1. Symptomatic multiple myeloma or asymptomatic myeloma with myeloma-related organ damage diagnosed according to standard criteria in patients who received allogeneic transplant due to high-risk prognostic features, such as, but not limited to:

- Chromosome 17p, partial deletion [del(17p)], t(4;14), t(14;16), t(14;20)

- Plasma cell leukemia

- PFS of less than 2 years after autologous stem cell transplant

2. Evidence of engraftment of neutrophils (absolute neutrophil count [ANC] >1000 cells/mm3) and platelets (platelets >60,000 cells/mm3) [dose escalation phase] and >50,000 cells/mm3 [dose expansion phase]).

3. Achievement of at least a PR prior to allogeneic stem cell transplant

4. Adequate liver and kidney function

5. Ability to swallow oral medication

6. Absence of gastrointestinal symptoms that precludes oral intake and absorption of MLN9708

7. Off antibiotics and amphotericin B formulations, voriconazole or other anti-fungal therapy for the treatment of proven, probable or possible infections

8. ECOG of ≤ 2

9. Life expectancy ≥3 months

10. Ability to understand the nature of this study and give written informed consent

Exclusion Criteria:

1. Patients with progressive disease when compared to pre-transplant staging as defined by IMWG Uniform Response criteria for Multiple Myeloma.

2. Umbilical cord blood or haploidentical allogeneic stem cell transplant

3. Patients with > Grade 2 peripheral neuropathy with pain, or ≥ Grade 3 peripheral neuropathy per NCI CTCAE Version 4.0

4. Patients with uncontrolled bacterial, viral, or fungal infections

5. New York Heart Association (NYHA) Class III or IV heart failure uncontrolled angina, severe uncontrolled ventricular arrhythmias, or electrocardiographic evidence of acute ischemia or active conduction system abnormalities.

6. Patients who are pregnant or breastfeeding

7. Most recent chemotherapy ≤21 days and ≤ Grade 1 chemotherapy-related side effects, with the exception of alopecia

8. Use of a study drug ≤21 days or 5 half-lives (whichever is shorter) prior to the first dose of MLN9708. For study drugs for which 5 half-lives is ≤21 days, a minimum of 10 days between termination of the study drug and administration of MLN9708 is required.

9. Wide field radiotherapy (including therapeutic radioisotopes such as strontium 89) administered ≤14 days or limited field radiation for palliation ≤7 days prior to starting study drug or has not recovered from side effects of such therapy

10. Major surgical procedures ≤14 days of beginning study drug, or minor surgical procedures ≤7 days. No waiting is required following port-a-cath placement.

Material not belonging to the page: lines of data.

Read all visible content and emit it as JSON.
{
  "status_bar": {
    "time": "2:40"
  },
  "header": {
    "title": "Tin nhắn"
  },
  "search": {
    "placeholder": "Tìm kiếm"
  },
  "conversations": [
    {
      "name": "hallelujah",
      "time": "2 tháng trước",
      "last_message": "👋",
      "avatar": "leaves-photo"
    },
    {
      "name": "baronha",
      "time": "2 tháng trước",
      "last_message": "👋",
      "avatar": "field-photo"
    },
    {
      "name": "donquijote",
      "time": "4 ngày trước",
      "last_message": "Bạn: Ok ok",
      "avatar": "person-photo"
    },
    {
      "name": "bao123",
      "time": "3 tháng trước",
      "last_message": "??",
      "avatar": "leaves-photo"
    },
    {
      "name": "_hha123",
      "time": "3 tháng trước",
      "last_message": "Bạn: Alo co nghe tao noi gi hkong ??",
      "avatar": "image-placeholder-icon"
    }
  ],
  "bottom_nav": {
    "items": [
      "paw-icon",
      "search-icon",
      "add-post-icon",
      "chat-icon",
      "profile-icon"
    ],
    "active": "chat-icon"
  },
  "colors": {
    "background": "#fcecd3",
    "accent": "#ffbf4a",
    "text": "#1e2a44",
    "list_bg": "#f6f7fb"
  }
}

11. Ongoing or active systemic infection. Known diagnosis of human immunodeficiency virus, hepatitis B, or hepatitis C

12. Central Nervous System involvement

13. Known allergy to any of the study medications, their analogues, or excipients in the various formulations of any agent.

14. Systemic treatment with moderate and strong inhibitors of cytochrome P450 (CYP) 1A2, CYP3A, or clinically significant CYP3A inducers, or use of Ginkgo biloba or St. John's wort within 14 days before study drug administration in the study.

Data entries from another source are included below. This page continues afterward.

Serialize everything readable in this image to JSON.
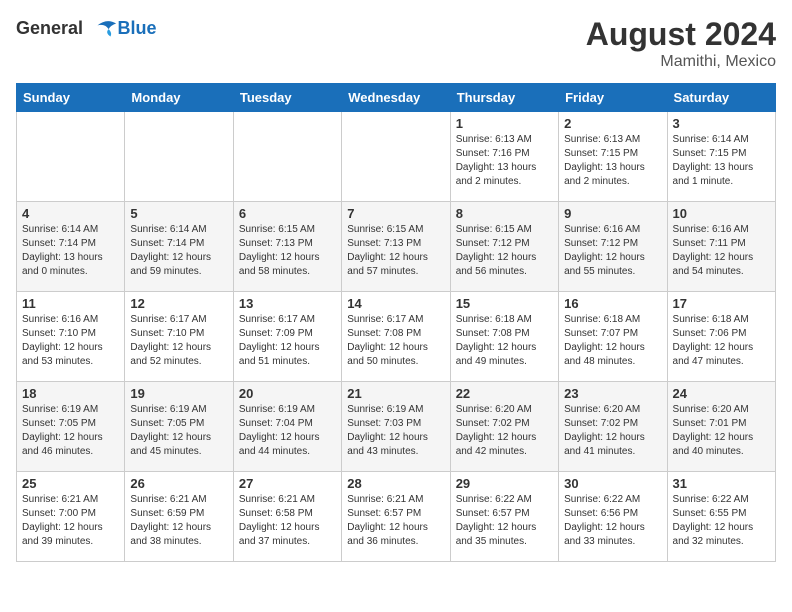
{
  "header": {
    "logo_general": "General",
    "logo_blue": "Blue",
    "month_year": "August 2024",
    "location": "Mamithi, Mexico"
  },
  "days_of_week": [
    "Sunday",
    "Monday",
    "Tuesday",
    "Wednesday",
    "Thursday",
    "Friday",
    "Saturday"
  ],
  "weeks": [
    [
      {
        "day": "",
        "sunrise": "",
        "sunset": "",
        "daylight": ""
      },
      {
        "day": "",
        "sunrise": "",
        "sunset": "",
        "daylight": ""
      },
      {
        "day": "",
        "sunrise": "",
        "sunset": "",
        "daylight": ""
      },
      {
        "day": "",
        "sunrise": "",
        "sunset": "",
        "daylight": ""
      },
      {
        "day": "1",
        "sunrise": "Sunrise: 6:13 AM",
        "sunset": "Sunset: 7:16 PM",
        "daylight": "Daylight: 13 hours and 2 minutes."
      },
      {
        "day": "2",
        "sunrise": "Sunrise: 6:13 AM",
        "sunset": "Sunset: 7:15 PM",
        "daylight": "Daylight: 13 hours and 2 minutes."
      },
      {
        "day": "3",
        "sunrise": "Sunrise: 6:14 AM",
        "sunset": "Sunset: 7:15 PM",
        "daylight": "Daylight: 13 hours and 1 minute."
      }
    ],
    [
      {
        "day": "4",
        "sunrise": "Sunrise: 6:14 AM",
        "sunset": "Sunset: 7:14 PM",
        "daylight": "Daylight: 13 hours and 0 minutes."
      },
      {
        "day": "5",
        "sunrise": "Sunrise: 6:14 AM",
        "sunset": "Sunset: 7:14 PM",
        "daylight": "Daylight: 12 hours and 59 minutes."
      },
      {
        "day": "6",
        "sunrise": "Sunrise: 6:15 AM",
        "sunset": "Sunset: 7:13 PM",
        "daylight": "Daylight: 12 hours and 58 minutes."
      },
      {
        "day": "7",
        "sunrise": "Sunrise: 6:15 AM",
        "sunset": "Sunset: 7:13 PM",
        "daylight": "Daylight: 12 hours and 57 minutes."
      },
      {
        "day": "8",
        "sunrise": "Sunrise: 6:15 AM",
        "sunset": "Sunset: 7:12 PM",
        "daylight": "Daylight: 12 hours and 56 minutes."
      },
      {
        "day": "9",
        "sunrise": "Sunrise: 6:16 AM",
        "sunset": "Sunset: 7:12 PM",
        "daylight": "Daylight: 12 hours and 55 minutes."
      },
      {
        "day": "10",
        "sunrise": "Sunrise: 6:16 AM",
        "sunset": "Sunset: 7:11 PM",
        "daylight": "Daylight: 12 hours and 54 minutes."
      }
    ],
    [
      {
        "day": "11",
        "sunrise": "Sunrise: 6:16 AM",
        "sunset": "Sunset: 7:10 PM",
        "daylight": "Daylight: 12 hours and 53 minutes."
      },
      {
        "day": "12",
        "sunrise": "Sunrise: 6:17 AM",
        "sunset": "Sunset: 7:10 PM",
        "daylight": "Daylight: 12 hours and 52 minutes."
      },
      {
        "day": "13",
        "sunrise": "Sunrise: 6:17 AM",
        "sunset": "Sunset: 7:09 PM",
        "daylight": "Daylight: 12 hours and 51 minutes."
      },
      {
        "day": "14",
        "sunrise": "Sunrise: 6:17 AM",
        "sunset": "Sunset: 7:08 PM",
        "daylight": "Daylight: 12 hours and 50 minutes."
      },
      {
        "day": "15",
        "sunrise": "Sunrise: 6:18 AM",
        "sunset": "Sunset: 7:08 PM",
        "daylight": "Daylight: 12 hours and 49 minutes."
      },
      {
        "day": "16",
        "sunrise": "Sunrise: 6:18 AM",
        "sunset": "Sunset: 7:07 PM",
        "daylight": "Daylight: 12 hours and 48 minutes."
      },
      {
        "day": "17",
        "sunrise": "Sunrise: 6:18 AM",
        "sunset": "Sunset: 7:06 PM",
        "daylight": "Daylight: 12 hours and 47 minutes."
      }
    ],
    [
      {
        "day": "18",
        "sunrise": "Sunrise: 6:19 AM",
        "sunset": "Sunset: 7:05 PM",
        "daylight": "Daylight: 12 hours and 46 minutes."
      },
      {
        "day": "19",
        "sunrise": "Sunrise: 6:19 AM",
        "sunset": "Sunset: 7:05 PM",
        "daylight": "Daylight: 12 hours and 45 minutes."
      },
      {
        "day": "20",
        "sunrise": "Sunrise: 6:19 AM",
        "sunset": "Sunset: 7:04 PM",
        "daylight": "Daylight: 12 hours and 44 minutes."
      },
      {
        "day": "21",
        "sunrise": "Sunrise: 6:19 AM",
        "sunset": "Sunset: 7:03 PM",
        "daylight": "Daylight: 12 hours and 43 minutes."
      },
      {
        "day": "22",
        "sunrise": "Sunrise: 6:20 AM",
        "sunset": "Sunset: 7:02 PM",
        "daylight": "Daylight: 12 hours and 42 minutes."
      },
      {
        "day": "23",
        "sunrise": "Sunrise: 6:20 AM",
        "sunset": "Sunset: 7:02 PM",
        "daylight": "Daylight: 12 hours and 41 minutes."
      },
      {
        "day": "24",
        "sunrise": "Sunrise: 6:20 AM",
        "sunset": "Sunset: 7:01 PM",
        "daylight": "Daylight: 12 hours and 40 minutes."
      }
    ],
    [
      {
        "day": "25",
        "sunrise": "Sunrise: 6:21 AM",
        "sunset": "Sunset: 7:00 PM",
        "daylight": "Daylight: 12 hours and 39 minutes."
      },
      {
        "day": "26",
        "sunrise": "Sunrise: 6:21 AM",
        "sunset": "Sunset: 6:59 PM",
        "daylight": "Daylight: 12 hours and 38 minutes."
      },
      {
        "day": "27",
        "sunrise": "Sunrise: 6:21 AM",
        "sunset": "Sunset: 6:58 PM",
        "daylight": "Daylight: 12 hours and 37 minutes."
      },
      {
        "day": "28",
        "sunrise": "Sunrise: 6:21 AM",
        "sunset": "Sunset: 6:57 PM",
        "daylight": "Daylight: 12 hours and 36 minutes."
      },
      {
        "day": "29",
        "sunrise": "Sunrise: 6:22 AM",
        "sunset": "Sunset: 6:57 PM",
        "daylight": "Daylight: 12 hours and 35 minutes."
      },
      {
        "day": "30",
        "sunrise": "Sunrise: 6:22 AM",
        "sunset": "Sunset: 6:56 PM",
        "daylight": "Daylight: 12 hours and 33 minutes."
      },
      {
        "day": "31",
        "sunrise": "Sunrise: 6:22 AM",
        "sunset": "Sunset: 6:55 PM",
        "daylight": "Daylight: 12 hours and 32 minutes."
      }
    ]
  ]
}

15. Presence of other active cancers, or history of treatment for invasive cancer ≤5 years. Patients with Stage I cancer who have received definitive local treatment and are considered unlikely to recur are eligible. All patients with previously treated in situ carcinoma (i.e., non-invasive) are eligible, as are patients with history of non-melanoma skin cancer.

16. Graft versus host disease > Grade 2; or GVHD grade 1 or Grade 2 which requires > 0.5 mg/kg methylprednisolone, or equivalent.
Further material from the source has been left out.